Caímos no buraco
Uma nuvem de tragédias acometeu Ribeirão Preto nos últimos 15 dias. Primeiro, foi o desaparecimento e a morte do menino Joaquim, um crime que comoveu a cidade e o país. Na semana que passou, três pedreiros foram soterrados em Bonfim Paulista e quase morreram. A jovem Aiana Santana não teve a mesma sorte. No dia 7 de novembro, ela andava de moto pela Francisco Junqueira, uma das avenidas mais movimentadas da cidade. Ao passar por um buraco encoberto pela água, perdeu o controle da moto, bateu em uma árvore e morreu. O falecimento de uma jovem de 25 anos, de uma forma tão absurda, gerou perplexidade e revolta. Comerciantes das proximidades disseram que alertaram os órgãos da Prefeitura de Ribeirão Preto, por várias vezes, desde o dia 27 de outubro, sem que providências fossem tomadas. Em uma entrevista coletiva, a Prefeitura se defendeu dizendo que tomou conhecimento do buraco no domingo, dia 3 de novembro, mas que não foi possível fazer o conserto por causa das chuvas. Aiana morreu no dia 7 de novembro, por volta das 18h, quando retornava para casa no Jardim Piratininga, zona oeste da cidade, depois de participar de um culto da Igreja que frequentava.
Logo que a notícia da morte da garota foi divulgada, iniciou-se um comovido debate na cidade para apontar os culpados. Alguém precisa ser crucificado perante a opinião pública, mas há uma responsabilidade coletiva que também precisa ser examinada. Num país de tantas tragédias, o próximo desastre sempre suplanta o anterior nos quesitos efeito e repercussão.
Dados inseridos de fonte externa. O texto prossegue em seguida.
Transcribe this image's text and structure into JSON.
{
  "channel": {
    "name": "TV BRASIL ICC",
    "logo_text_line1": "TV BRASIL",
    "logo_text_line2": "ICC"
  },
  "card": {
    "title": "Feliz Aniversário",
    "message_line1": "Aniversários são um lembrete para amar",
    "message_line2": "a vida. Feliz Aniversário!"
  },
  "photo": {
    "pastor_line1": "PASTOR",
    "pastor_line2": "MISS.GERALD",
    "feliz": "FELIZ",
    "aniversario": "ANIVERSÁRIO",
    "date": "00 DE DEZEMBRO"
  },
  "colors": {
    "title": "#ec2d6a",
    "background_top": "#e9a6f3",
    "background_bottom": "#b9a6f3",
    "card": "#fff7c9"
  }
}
A morte de Aiana já está na página anterior do noticiário, na atual está o corpo do menino Joaquim, encontrado boiando no Rio Pardo, a 110 km de Ribeirão Preto. Depois do enterro em São Joaquim, provavelmente, a próxima notícia da vez será a descoberta efetiva da autoria do crime. No bairro José Sampaio, há uma tragédia anunciada com o surgimento de uma enorme cratera que ameaça engolir casas do entorno. Provavelmente, o enorme buraco seja decorrente de um gigantesco vazamento de água que corroeu o solo por baixo do asfalto.
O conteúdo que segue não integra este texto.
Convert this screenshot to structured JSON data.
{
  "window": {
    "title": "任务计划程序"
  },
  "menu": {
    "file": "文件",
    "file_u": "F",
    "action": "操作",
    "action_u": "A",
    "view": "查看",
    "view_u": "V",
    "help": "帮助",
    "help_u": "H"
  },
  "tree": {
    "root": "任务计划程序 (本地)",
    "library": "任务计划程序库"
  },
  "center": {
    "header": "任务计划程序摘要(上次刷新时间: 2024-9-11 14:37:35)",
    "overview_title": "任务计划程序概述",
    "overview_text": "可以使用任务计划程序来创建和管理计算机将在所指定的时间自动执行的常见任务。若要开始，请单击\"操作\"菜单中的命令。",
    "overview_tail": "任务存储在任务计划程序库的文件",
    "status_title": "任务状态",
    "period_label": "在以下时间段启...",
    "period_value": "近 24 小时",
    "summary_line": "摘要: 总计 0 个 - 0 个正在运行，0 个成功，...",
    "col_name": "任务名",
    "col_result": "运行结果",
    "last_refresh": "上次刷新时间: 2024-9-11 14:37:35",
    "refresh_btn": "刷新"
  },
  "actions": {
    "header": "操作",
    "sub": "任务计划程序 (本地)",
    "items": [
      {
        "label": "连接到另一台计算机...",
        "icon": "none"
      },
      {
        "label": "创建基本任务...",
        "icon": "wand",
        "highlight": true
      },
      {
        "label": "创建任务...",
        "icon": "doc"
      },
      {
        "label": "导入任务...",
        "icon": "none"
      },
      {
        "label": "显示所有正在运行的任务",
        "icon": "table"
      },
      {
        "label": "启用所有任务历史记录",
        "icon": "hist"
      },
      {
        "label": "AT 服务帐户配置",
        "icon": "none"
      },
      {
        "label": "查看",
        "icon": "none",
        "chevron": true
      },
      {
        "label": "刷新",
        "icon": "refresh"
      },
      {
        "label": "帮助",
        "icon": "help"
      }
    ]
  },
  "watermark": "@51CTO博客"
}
Quem é o culpado ou quem são os culpados por esta funesta sequência de desditas? No calor da discussão política, a Prefeitura ou governante que estiver de plantão é o primeiro da lista. Certamente, quem está com a procuração da população para resolver os problemas tem enorme responsabilidade sobre a segurança e o bem-estar dos ribeirãopretanos. A importantíssima Secretaria de Infraesturura do Município, a quem compete cuidar da buraqueira, por exemplo, foi palco de disputas políticas internas e viscerais sem que nenhum avanço concreto no trabalho tenha sido feito nos últimos anos.
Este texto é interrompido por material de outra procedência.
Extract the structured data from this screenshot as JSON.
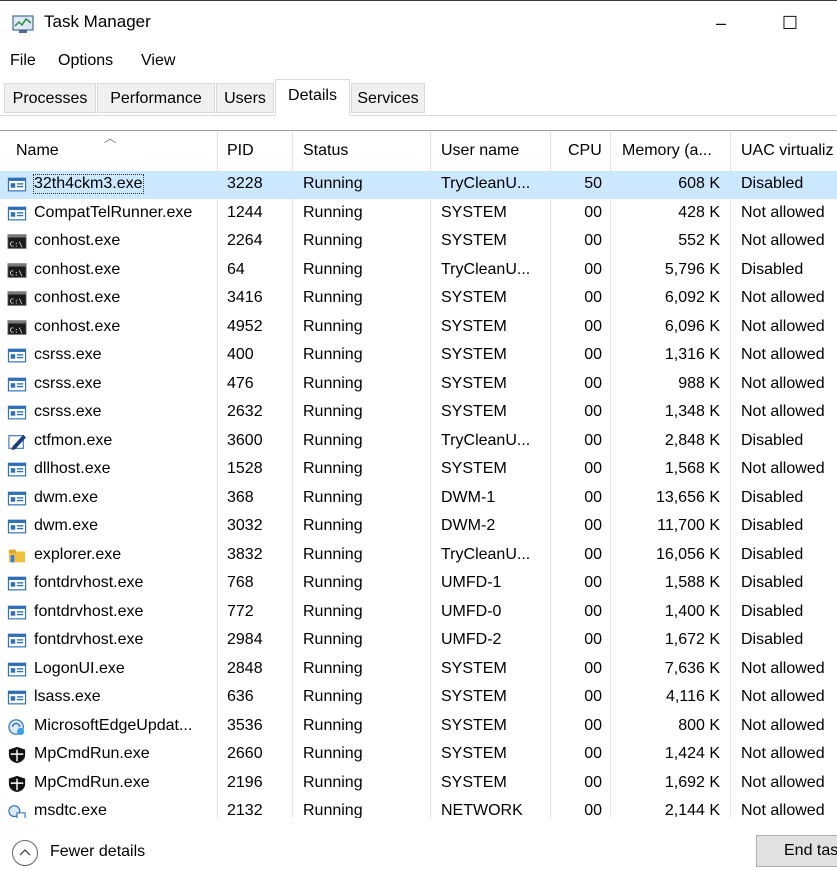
{
  "window": {
    "title": "Task Manager",
    "minimize": "–",
    "maximize": "☐"
  },
  "menu": [
    "File",
    "Options",
    "View"
  ],
  "tabs": [
    "Processes",
    "Performance",
    "Users",
    "Details",
    "Services"
  ],
  "active_tab": "Details",
  "columns": {
    "name": "Name",
    "pid": "PID",
    "status": "Status",
    "user": "User name",
    "cpu": "CPU",
    "memory": "Memory (a...",
    "uac": "UAC virtualiz"
  },
  "rows": [
    {
      "icon": "app-window-icon",
      "name": "32th4ckm3.exe",
      "pid": "3228",
      "status": "Running",
      "user": "TryCleanU...",
      "cpu": "50",
      "memory": "608 K",
      "uac": "Disabled"
    },
    {
      "icon": "app-window-icon",
      "name": "CompatTelRunner.exe",
      "pid": "1244",
      "status": "Running",
      "user": "SYSTEM",
      "cpu": "00",
      "memory": "428 K",
      "uac": "Not allowed"
    },
    {
      "icon": "console-icon",
      "name": "conhost.exe",
      "pid": "2264",
      "status": "Running",
      "user": "SYSTEM",
      "cpu": "00",
      "memory": "552 K",
      "uac": "Not allowed"
    },
    {
      "icon": "console-icon",
      "name": "conhost.exe",
      "pid": "64",
      "status": "Running",
      "user": "TryCleanU...",
      "cpu": "00",
      "memory": "5,796 K",
      "uac": "Disabled"
    },
    {
      "icon": "console-icon",
      "name": "conhost.exe",
      "pid": "3416",
      "status": "Running",
      "user": "SYSTEM",
      "cpu": "00",
      "memory": "6,092 K",
      "uac": "Not allowed"
    },
    {
      "icon": "console-icon",
      "name": "conhost.exe",
      "pid": "4952",
      "status": "Running",
      "user": "SYSTEM",
      "cpu": "00",
      "memory": "6,096 K",
      "uac": "Not allowed"
    },
    {
      "icon": "app-window-icon",
      "name": "csrss.exe",
      "pid": "400",
      "status": "Running",
      "user": "SYSTEM",
      "cpu": "00",
      "memory": "1,316 K",
      "uac": "Not allowed"
    },
    {
      "icon": "app-window-icon",
      "name": "csrss.exe",
      "pid": "476",
      "status": "Running",
      "user": "SYSTEM",
      "cpu": "00",
      "memory": "988 K",
      "uac": "Not allowed"
    },
    {
      "icon": "app-window-icon",
      "name": "csrss.exe",
      "pid": "2632",
      "status": "Running",
      "user": "SYSTEM",
      "cpu": "00",
      "memory": "1,348 K",
      "uac": "Not allowed"
    },
    {
      "icon": "pen-icon",
      "name": "ctfmon.exe",
      "pid": "3600",
      "status": "Running",
      "user": "TryCleanU...",
      "cpu": "00",
      "memory": "2,848 K",
      "uac": "Disabled"
    },
    {
      "icon": "app-window-icon",
      "name": "dllhost.exe",
      "pid": "1528",
      "status": "Running",
      "user": "SYSTEM",
      "cpu": "00",
      "memory": "1,568 K",
      "uac": "Not allowed"
    },
    {
      "icon": "app-window-icon",
      "name": "dwm.exe",
      "pid": "368",
      "status": "Running",
      "user": "DWM-1",
      "cpu": "00",
      "memory": "13,656 K",
      "uac": "Disabled"
    },
    {
      "icon": "app-window-icon",
      "name": "dwm.exe",
      "pid": "3032",
      "status": "Running",
      "user": "DWM-2",
      "cpu": "00",
      "memory": "11,700 K",
      "uac": "Disabled"
    },
    {
      "icon": "folder-icon",
      "name": "explorer.exe",
      "pid": "3832",
      "status": "Running",
      "user": "TryCleanU...",
      "cpu": "00",
      "memory": "16,056 K",
      "uac": "Disabled"
    },
    {
      "icon": "app-window-icon",
      "name": "fontdrvhost.exe",
      "pid": "768",
      "status": "Running",
      "user": "UMFD-1",
      "cpu": "00",
      "memory": "1,588 K",
      "uac": "Disabled"
    },
    {
      "icon": "app-window-icon",
      "name": "fontdrvhost.exe",
      "pid": "772",
      "status": "Running",
      "user": "UMFD-0",
      "cpu": "00",
      "memory": "1,400 K",
      "uac": "Disabled"
    },
    {
      "icon": "app-window-icon",
      "name": "fontdrvhost.exe",
      "pid": "2984",
      "status": "Running",
      "user": "UMFD-2",
      "cpu": "00",
      "memory": "1,672 K",
      "uac": "Disabled"
    },
    {
      "icon": "app-window-icon",
      "name": "LogonUI.exe",
      "pid": "2848",
      "status": "Running",
      "user": "SYSTEM",
      "cpu": "00",
      "memory": "7,636 K",
      "uac": "Not allowed"
    },
    {
      "icon": "app-window-icon",
      "name": "lsass.exe",
      "pid": "636",
      "status": "Running",
      "user": "SYSTEM",
      "cpu": "00",
      "memory": "4,116 K",
      "uac": "Not allowed"
    },
    {
      "icon": "edge-update-icon",
      "name": "MicrosoftEdgeUpdat...",
      "pid": "3536",
      "status": "Running",
      "user": "SYSTEM",
      "cpu": "00",
      "memory": "800 K",
      "uac": "Not allowed"
    },
    {
      "icon": "shield-icon",
      "name": "MpCmdRun.exe",
      "pid": "2660",
      "status": "Running",
      "user": "SYSTEM",
      "cpu": "00",
      "memory": "1,424 K",
      "uac": "Not allowed"
    },
    {
      "icon": "shield-icon",
      "name": "MpCmdRun.exe",
      "pid": "2196",
      "status": "Running",
      "user": "SYSTEM",
      "cpu": "00",
      "memory": "1,692 K",
      "uac": "Not allowed"
    },
    {
      "icon": "network-service-icon",
      "name": "msdtc.exe",
      "pid": "2132",
      "status": "Running",
      "user": "NETWORK",
      "cpu": "00",
      "memory": "2,144 K",
      "uac": "Not allowed"
    }
  ],
  "selected_row": 0,
  "footer": {
    "fewer_details": "Fewer details",
    "end_task": "End task"
  },
  "colors": {
    "selected_row": "#cce8ff",
    "header_separator": "#e5e5e5"
  }
}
Contudo, o buraco é bem mais embaixo e só uma pá de cal não resolve. O asfalto podre que se dissolve nas primeiras chuvas está misturado com a leniência com que as administrações anteriores trataram os vencedores das licitações públicas. A Câmara de Vereadores abriu uma Comissão Parlamentar de Inquérito (CPI) sobre o cascalho que cobre as ruas, mas não teve coragem suficiente para cavar mais fundo nesse problema. Assim, a lista dos culpados que deveriam ir para o banco dos réus vai aumentando. Imprensa, entidades da sociedade civil e cada cidadão também são responsáveis por essas ocorrências. A cidade é nossa. Com a ressalva dos protestos de junho, a sociedade aceitou cabisbaixa a deterioração dos serviços públicos, uma obra de várias gerações de governantes dos três poderes. A superficialidade e o jogo de aparências permeiam as relações públicas e privadas.
A saúde, a segurança pública e a própria infraestrutura são algumas das áreas que estão à beira da falência. Não há uma cultura de paz e de respeito à vida, de valorização da prestação de serviço ou de responsabilidade pelo bem público. Com a cara cada vez mais enfiada no celular, estamos na fase do “cada um por si e salve-se quem puder”. Essa perda acelerada do senso coletivo aumenta a exposição ao risco. Nesses últimos 15 dias, as vítimas da incúria foram os pedreiros de Bonfim, a Aiana e o Joaquim, mas é preciso abrir os olhos quando se anda nessas perigosas ruas da vida. A próxima vítima pode ser eu ou pode ser você.